The only difference is a modified probing function:

h'(x) = [H(x) + f(i)] % 10, where f(i) = i^2, i = 0, 1, 2,...

This effectively cycles through h'(x) = H(x) % 10, then h'(x) = (H(x) + 1) % 10, then h'(x) = (H(x) + 4) % 10 and so on. Note that when a key is assigned to h'(x) = (H(x) + 1) % 10 then h'(x) = (H(x) + 4) % 10 is potentially zero.

In other words, when h'(x) = (H(x) + 1) % 10 != NULL and h'(x) = (H(x) + 4) % 10 = 0, then x is not present.

When searching for a key, one can call the following with the same quadratic hash function:

int Search(int H[], int key){
    int index = hash(key);
    int i = 0;

    //if key found is not the same or is NULL, and the next hashed index is vacant, then cease the search; otherwise check the next hashed index and its successor
    while (H[(index+i*i) % SIZE] != key){
        i++;
        if (H[(index + i*i) % SIZE] == 0){
            return -1;
        }
    }
    return (index + i*i) % SIZE;
}

The analysis of quadratic probing is given below, without justification:

  • average successful search taken as -ln(1 - lambda)/lambda
  • average unsuccessful search taken as 1/(1 - lambda)

Closed hashing: Double hashing

In this case, one uses two hash functions H(x) to map keys to the hash table, H1(x) and H2(x) and resolve collisions.

  • H1(x) = x % 10
  • H2(x) = R - (x % R) where R is the largest prime number smaller than the hash table length (determined after hash table initialisation)
  • h'(x) = (H1(x) + i*H2(x)) % 10 where i = 0, 1, 2,...

Note that the second hash function never returns zero. The hashing ensures that all elements are utilised.

First attempt to assign the key to the hash table index using H1(x). If there is a collision then deduce h'(x) (practically start from i = 1 for each* key; h'(x) with i = 0 would always result in a collision). If there is a second collision, then repeat with i = 2. In a way, i signifies the collision no.

See below (n = 9, R = 7). The first hash function for keys ending with 5 are always H1(x) = 5 and the second is H2(x) = 7 - (x % 7).

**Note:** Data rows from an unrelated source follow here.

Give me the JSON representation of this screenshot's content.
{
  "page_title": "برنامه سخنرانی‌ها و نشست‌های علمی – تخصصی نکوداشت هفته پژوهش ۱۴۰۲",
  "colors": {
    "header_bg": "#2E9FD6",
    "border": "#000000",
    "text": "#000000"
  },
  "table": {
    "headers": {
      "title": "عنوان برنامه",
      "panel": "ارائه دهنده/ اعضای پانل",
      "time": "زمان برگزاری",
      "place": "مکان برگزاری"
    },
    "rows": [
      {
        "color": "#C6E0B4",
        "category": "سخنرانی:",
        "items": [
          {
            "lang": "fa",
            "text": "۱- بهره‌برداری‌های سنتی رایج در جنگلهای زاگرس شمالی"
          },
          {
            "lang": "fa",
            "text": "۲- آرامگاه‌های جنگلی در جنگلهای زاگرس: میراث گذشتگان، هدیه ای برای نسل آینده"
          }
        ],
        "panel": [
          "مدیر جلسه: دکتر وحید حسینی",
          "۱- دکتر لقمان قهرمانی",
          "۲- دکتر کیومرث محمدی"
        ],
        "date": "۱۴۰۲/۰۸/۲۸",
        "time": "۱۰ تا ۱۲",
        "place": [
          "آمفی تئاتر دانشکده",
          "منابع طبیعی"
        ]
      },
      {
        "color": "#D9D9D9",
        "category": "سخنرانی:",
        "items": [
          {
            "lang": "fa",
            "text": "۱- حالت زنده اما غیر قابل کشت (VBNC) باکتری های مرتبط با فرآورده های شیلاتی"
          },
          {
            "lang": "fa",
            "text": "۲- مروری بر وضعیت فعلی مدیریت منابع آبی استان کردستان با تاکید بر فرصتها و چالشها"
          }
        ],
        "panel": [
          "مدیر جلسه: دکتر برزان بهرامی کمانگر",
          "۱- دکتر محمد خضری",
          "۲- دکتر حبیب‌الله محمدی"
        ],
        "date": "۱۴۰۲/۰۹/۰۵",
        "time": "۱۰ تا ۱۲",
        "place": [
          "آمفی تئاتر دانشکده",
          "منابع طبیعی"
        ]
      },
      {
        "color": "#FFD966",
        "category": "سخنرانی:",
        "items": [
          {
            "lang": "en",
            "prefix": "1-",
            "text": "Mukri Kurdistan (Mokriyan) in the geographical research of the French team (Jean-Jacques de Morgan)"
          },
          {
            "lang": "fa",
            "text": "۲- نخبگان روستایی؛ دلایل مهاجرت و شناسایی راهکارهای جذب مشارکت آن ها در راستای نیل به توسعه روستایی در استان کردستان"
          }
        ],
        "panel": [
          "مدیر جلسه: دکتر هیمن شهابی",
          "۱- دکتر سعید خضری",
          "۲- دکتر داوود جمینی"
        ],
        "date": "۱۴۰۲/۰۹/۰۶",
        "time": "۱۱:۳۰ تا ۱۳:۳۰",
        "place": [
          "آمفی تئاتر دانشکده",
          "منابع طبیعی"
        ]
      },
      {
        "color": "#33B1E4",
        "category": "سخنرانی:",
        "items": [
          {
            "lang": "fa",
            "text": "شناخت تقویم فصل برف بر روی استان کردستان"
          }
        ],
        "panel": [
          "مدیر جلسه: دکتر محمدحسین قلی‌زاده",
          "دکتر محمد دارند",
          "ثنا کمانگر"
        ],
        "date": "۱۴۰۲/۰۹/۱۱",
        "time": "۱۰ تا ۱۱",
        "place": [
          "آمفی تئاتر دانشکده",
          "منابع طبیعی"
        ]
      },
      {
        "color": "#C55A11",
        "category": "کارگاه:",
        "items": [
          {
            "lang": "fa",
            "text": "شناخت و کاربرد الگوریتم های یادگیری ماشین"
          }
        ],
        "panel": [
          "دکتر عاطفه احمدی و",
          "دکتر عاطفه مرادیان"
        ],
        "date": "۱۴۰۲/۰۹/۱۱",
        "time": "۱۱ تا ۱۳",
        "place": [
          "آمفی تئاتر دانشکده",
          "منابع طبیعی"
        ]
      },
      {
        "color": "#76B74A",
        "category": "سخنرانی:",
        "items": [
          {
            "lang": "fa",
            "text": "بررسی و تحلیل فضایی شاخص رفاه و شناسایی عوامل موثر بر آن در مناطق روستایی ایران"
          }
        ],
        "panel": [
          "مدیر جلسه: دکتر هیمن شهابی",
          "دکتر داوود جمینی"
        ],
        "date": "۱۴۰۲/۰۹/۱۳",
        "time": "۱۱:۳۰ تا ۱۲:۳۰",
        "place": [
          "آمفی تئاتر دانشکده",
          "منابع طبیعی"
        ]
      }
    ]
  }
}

Overall, h'(x) = [5 + i*(7 - (x % 7))] % 10.

This demonstrates that the mapping of the key is based on the key and is not always consistent. Both linear and quadratic mapping consistently maps keys which collide (e.g. all those ending with the same digit), h'(x) = [x % 10 + f(i)] % 10. The grouping of the keys illustrated with quadratic probing is the same.

#define SIZE 10
#define PRIME 7

//...

int Hash(int key){
    return key % SIZE;
}
 
int PrimeHash(int key){
    return PRIME - (key % PRIME);
}
 
int DoubleHash(int H[], int key){
    int index = Hash(key);
    int i = 0;
    while (H[(Hash(index) + i * PrimeHash(index)) % SIZE] != 0){
        i++;
    }
    return (index + i * PrimeHash(index)) % SIZE;
}
 
void Insert(int H[], int key){
    int index = Hash(key);
 
    if (H[index] != 0){
        index = DoubleHash(H, key);
    }
    H[index] = key;
}
 
int Search(int H[], int key){
    int index = Hash(key);
    int i = 0;
    while (H[(Hash(index) + i * PrimeHash(index)) % SIZE] != key){
        i++;
        if (H[(Hash(index) + i * PrimeHash(index)) % SIZE] == 0){
            return -1;
        }
    }
    return (Hash(index) + i * PrimeHash(index)) % SIZE;
}

Hashing functions

Some general aims:

  • The keys mapped should be uniformly distributed
  • For closed hashing, the size of the hash table must be double the number of keys present. Furthermore, the size should equal a prime number, to minimise collisions
  • Hash functions must return the same index for a given key

Other hashing functions include midsquare() and folding().

‘Midsquare’ squares the key and then returns the middle digit, which is then used as the hash table index. One can also take the middle two digits if the square contains an even number of digits.

‘Folding’ involves breaking up a large value into pairs of digits and then summing each pair. 123456 becomes 12 + 34 + 56. If this results in too large an index then one can ‘fold’ the sum.

We have only considered integers as keys so far. For characters, one can convert the character into its ASCII codes and then design a hash function which operates on the ASCII codes. Other languages, for example Java, build hash-codes which identify objects based on various metadata properties such as date stamps, file size etc.